BLAST

Using multiple threads

Benchmark the performance of ncbi-blast+ using multiple threads.

Data Sets

Query Sequences: 2000 cdna sequences of Aradopsis ( TAIR10_cdna_2000seq.fa) -db option: nt BLASTDB: export BLASTDB=/work/LAS4/BioDatabase/BLASTdb/NCBI/Archives/Current(downloaded on 20171115)

Command

time blastn -db nt -query TAIR10_cdna_2000seq.fa -out TAIR10_cdna_2000seq.fa.out -num_threads 4

Results

Case 1

Only one blast job is running while 16 cores are allocated. The input file has 2,000 sequences. core(s) -- Time(real/user/sys)

1 -- 16m53/15m48/0m55   2 -- 09m54/16mxx/0m54   4 -- 06m22/16m29/0m55   8 -- 04m37/17mxx/0m56   16 -- 03m43/18mxx/0m59

Case 2

Two blast jobs are running, 2,000 sequences/8 cores/each, all 16 cores are used for 4,000 sequences.

8 -- 05m26/17m09/0m54   8 -- 05m26/17m10/0m56

Case 3

Four blast jobs are running, 2,000 sequences/4 cores/each, all 16 cores are used for 8,000 sequences.

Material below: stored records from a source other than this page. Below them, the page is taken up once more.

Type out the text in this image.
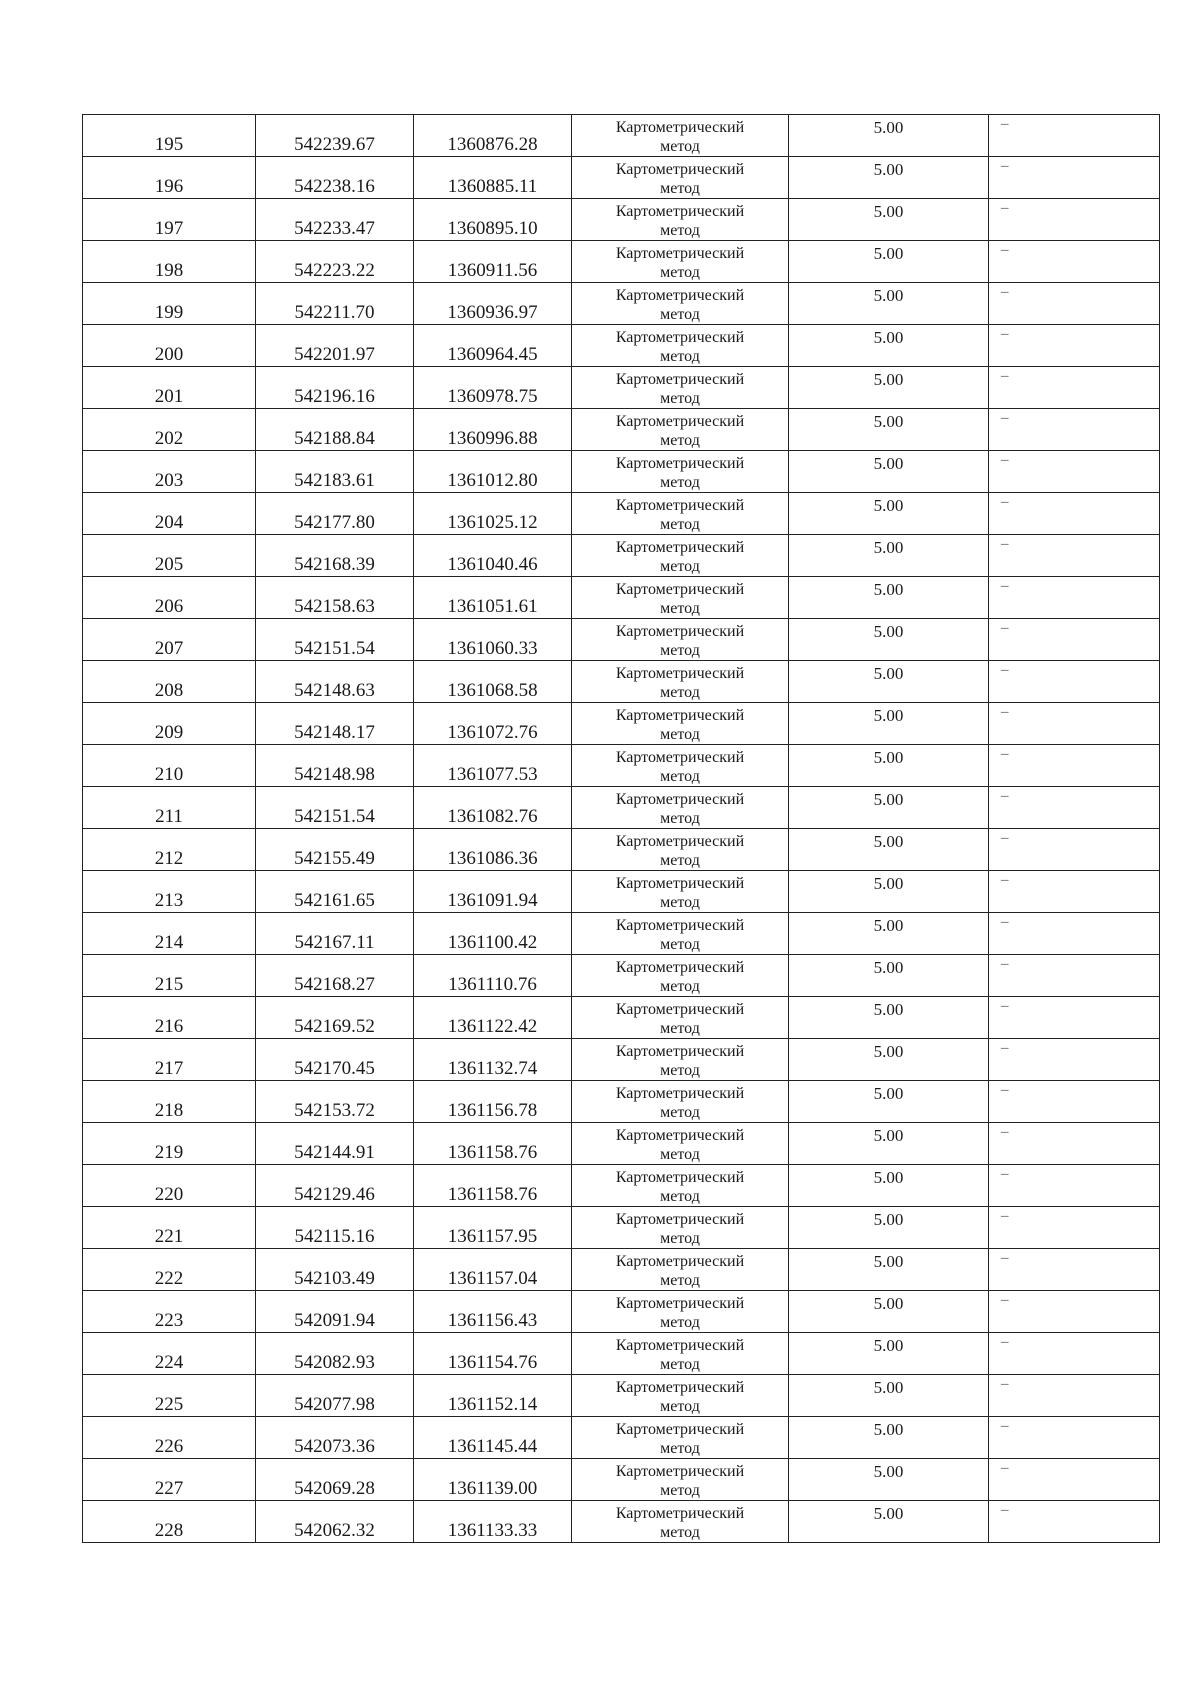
195	542239.67	1360876.28	Картометрический
метод	5.00	–

196	542238.16	1360885.11	Картометрический
метод	5.00	–

197	542233.47	1360895.10	Картометрический
метод	5.00	–

198	542223.22	1360911.56	Картометрический
метод	5.00	–

199	542211.70	1360936.97	Картометрический
метод	5.00	–

200	542201.97	1360964.45	Картометрический
метод	5.00	–

201	542196.16	1360978.75	Картометрический
метод	5.00	–

202	542188.84	1360996.88	Картометрический
метод	5.00	–

203	542183.61	1361012.80	Картометрический
метод	5.00	–

204	542177.80	1361025.12	Картометрический
метод	5.00	–

205	542168.39	1361040.46	Картометрический
метод	5.00	–

206	542158.63	1361051.61	Картометрический
метод	5.00	–

207	542151.54	1361060.33	Картометрический
метод	5.00	–

208	542148.63	1361068.58	Картометрический
метод	5.00	–

209	542148.17	1361072.76	Картометрический
метод	5.00	–

210	542148.98	1361077.53	Картометрический
метод	5.00	–

211	542151.54	1361082.76	Картометрический
метод	5.00	–

212	542155.49	1361086.36	Картометрический
метод	5.00	–

213	542161.65	1361091.94	Картометрический
метод	5.00	–

214	542167.11	1361100.42	Картометрический
метод	5.00	–

215	542168.27	1361110.76	Картометрический
метод	5.00	–

216	542169.52	1361122.42	Картометрический
метод	5.00	–

217	542170.45	1361132.74	Картометрический
метод	5.00	–

218	542153.72	1361156.78	Картометрический
метод	5.00	–

219	542144.91	1361158.76	Картометрический
метод	5.00	–

220	542129.46	1361158.76	Картометрический
метод	5.00	–

221	542115.16	1361157.95	Картометрический
метод	5.00	–

222	542103.49	1361157.04	Картометрический
метод	5.00	–

223	542091.94	1361156.43	Картометрический
метод	5.00	–

224	542082.93	1361154.76	Картометрический
метод	5.00	–

225	542077.98	1361152.14	Картометрический
метод	5.00	–

226	542073.36	1361145.44	Картометрический
метод	5.00	–

227	542069.28	1361139.00	Картометрический
метод	5.00	–

228	542062.32	1361133.33	Картометрический
метод	5.00	–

4 -- 10m35/17m41/0m54   4 -- 10m55/18m07/0m55   4 -- 11m03/18m27/0m55   4 -- 10m54/18m15/0m55

Case 4

Estimate the run time for blasting 80,000 sequences in various settings:

16 cores/job, 1 job/node --- 40*03m43=148.7m=2.5h   08 cores/job, 2 jobs/node --- 20*05m26=108.7m=1.8h   04 cores/job, 4 jobs/node ----10*10m52=108.7m=1.8h

Observation while blast running

  1. Sequences are processed in a batch mode, and the output is done through one thread. No matter how many threads were used while blasting TAIR10_cdna_2000seq.fa in Case 1, the first batch of 162 sequences were processed, then the rest sequences ( 2000-162) are processed in the 2nd batch. As the query sequences are cDNA of Arabidopsis, there are huge amount of hits, without restricting the output, the time is significant for writing output the 2nd batch of blasting through one thread.
    Suggestion: set evalue and max_target_seqs to restrict outputs.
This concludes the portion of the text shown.